Quel avenir pour les murs de pierres sèches?

Le petit patrimoine en pierres sèches

Dans le jura Vaudois, les pierres calcaires datant du Séquanien et du Kimeridgien, sont très dures et peu stratifiées. Les hauts murs de pierres sèches construits à l'aide de ces matériaux, semblent dressés pour des siècles, mais il s'agit là d'une apparence trompeuse. Aussi parfait qu'un mur puisse être monté, l'absence de liant (mortier, ciment, chaux) nuit à sa cohésion et à sa solidité, tandis que la pierre mise à nue, éclate et se délite sous l'action successive des gelées et des pluies. Sans entretien, les outrages du temps, et la pression humaine (vol de pierres, piétinement des murs par chevauchement, passages en raquettes et en skis, démontages par des cyclistes...) combinés aux remembrements agricoles, favorisent son rapide processus de dégradation.

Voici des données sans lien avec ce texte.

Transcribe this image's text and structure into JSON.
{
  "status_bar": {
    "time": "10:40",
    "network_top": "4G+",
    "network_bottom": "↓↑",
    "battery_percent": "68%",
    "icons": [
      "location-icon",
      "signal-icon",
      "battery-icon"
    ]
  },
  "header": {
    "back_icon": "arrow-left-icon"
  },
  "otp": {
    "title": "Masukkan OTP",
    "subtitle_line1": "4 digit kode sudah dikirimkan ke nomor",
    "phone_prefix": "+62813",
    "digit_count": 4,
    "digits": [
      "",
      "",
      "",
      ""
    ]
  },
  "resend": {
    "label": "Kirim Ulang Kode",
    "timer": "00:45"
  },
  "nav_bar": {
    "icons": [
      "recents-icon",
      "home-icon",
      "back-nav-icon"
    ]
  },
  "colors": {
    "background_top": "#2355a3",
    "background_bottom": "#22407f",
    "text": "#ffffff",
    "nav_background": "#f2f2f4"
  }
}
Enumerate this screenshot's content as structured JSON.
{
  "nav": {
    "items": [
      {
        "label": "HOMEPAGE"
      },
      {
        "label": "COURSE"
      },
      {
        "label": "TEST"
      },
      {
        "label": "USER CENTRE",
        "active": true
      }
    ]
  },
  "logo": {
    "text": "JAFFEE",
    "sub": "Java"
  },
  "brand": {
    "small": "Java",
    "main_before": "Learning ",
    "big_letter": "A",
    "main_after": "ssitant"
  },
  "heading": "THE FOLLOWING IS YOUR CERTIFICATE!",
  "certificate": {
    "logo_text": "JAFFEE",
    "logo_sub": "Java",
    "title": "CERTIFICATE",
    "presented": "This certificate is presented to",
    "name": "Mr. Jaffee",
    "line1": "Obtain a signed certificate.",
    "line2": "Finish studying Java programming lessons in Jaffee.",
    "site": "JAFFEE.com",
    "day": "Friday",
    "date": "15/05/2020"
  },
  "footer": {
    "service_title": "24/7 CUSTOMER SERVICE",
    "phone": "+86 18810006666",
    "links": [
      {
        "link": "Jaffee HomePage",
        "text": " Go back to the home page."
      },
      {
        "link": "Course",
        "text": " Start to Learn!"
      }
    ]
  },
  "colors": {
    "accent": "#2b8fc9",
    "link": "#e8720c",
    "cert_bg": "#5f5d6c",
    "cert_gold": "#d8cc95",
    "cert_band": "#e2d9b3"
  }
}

Par le passé, leur entretien était assuré par les paysans. Avec la modernisation (modification des pratiques agricoles, l'invention des fils barbelés et électriques...), ces derniers ont, peu à peu, abandonné les murs de pierres sèches. Sans entretien, ce patrimoine (ainsi que le métier de muretier) disparaît, en laissant la nature reprendre sa place. Afin de garantir la sauvegarde de ce patrimoine vernaculaire, le "petit patrimoine" des richesses architecturales à l’abandon, le gouvernement jurassien a décidé d’initier une réflexion à ce sujet. Le Parc naturel régional Jura vaudois a pour mission, depuis l'inventaire de 1989 (inventaire exhaustif des chalets d'alpage mené par Daniel Glauser), de coordonner la réfection des murs en pierres sèches de son territoire, qui sont menacés par la mécanisation de l’agriculture. En 2015, au sommet du Mont-Tendre, le mur qui court le long des crêtes a été entièrement reconstruit, et ainsi sauvegardé.

Au niveau fédéral, les murs de pierres sèches sont protégés indirectement par la Loi sur la protection de la nature en tant que biotopes. Par ailleurs, le plan directeur cantonal prévoit la préservation et la valorisation des murs de pierres sèches en tant que patrimoine historique et culturel.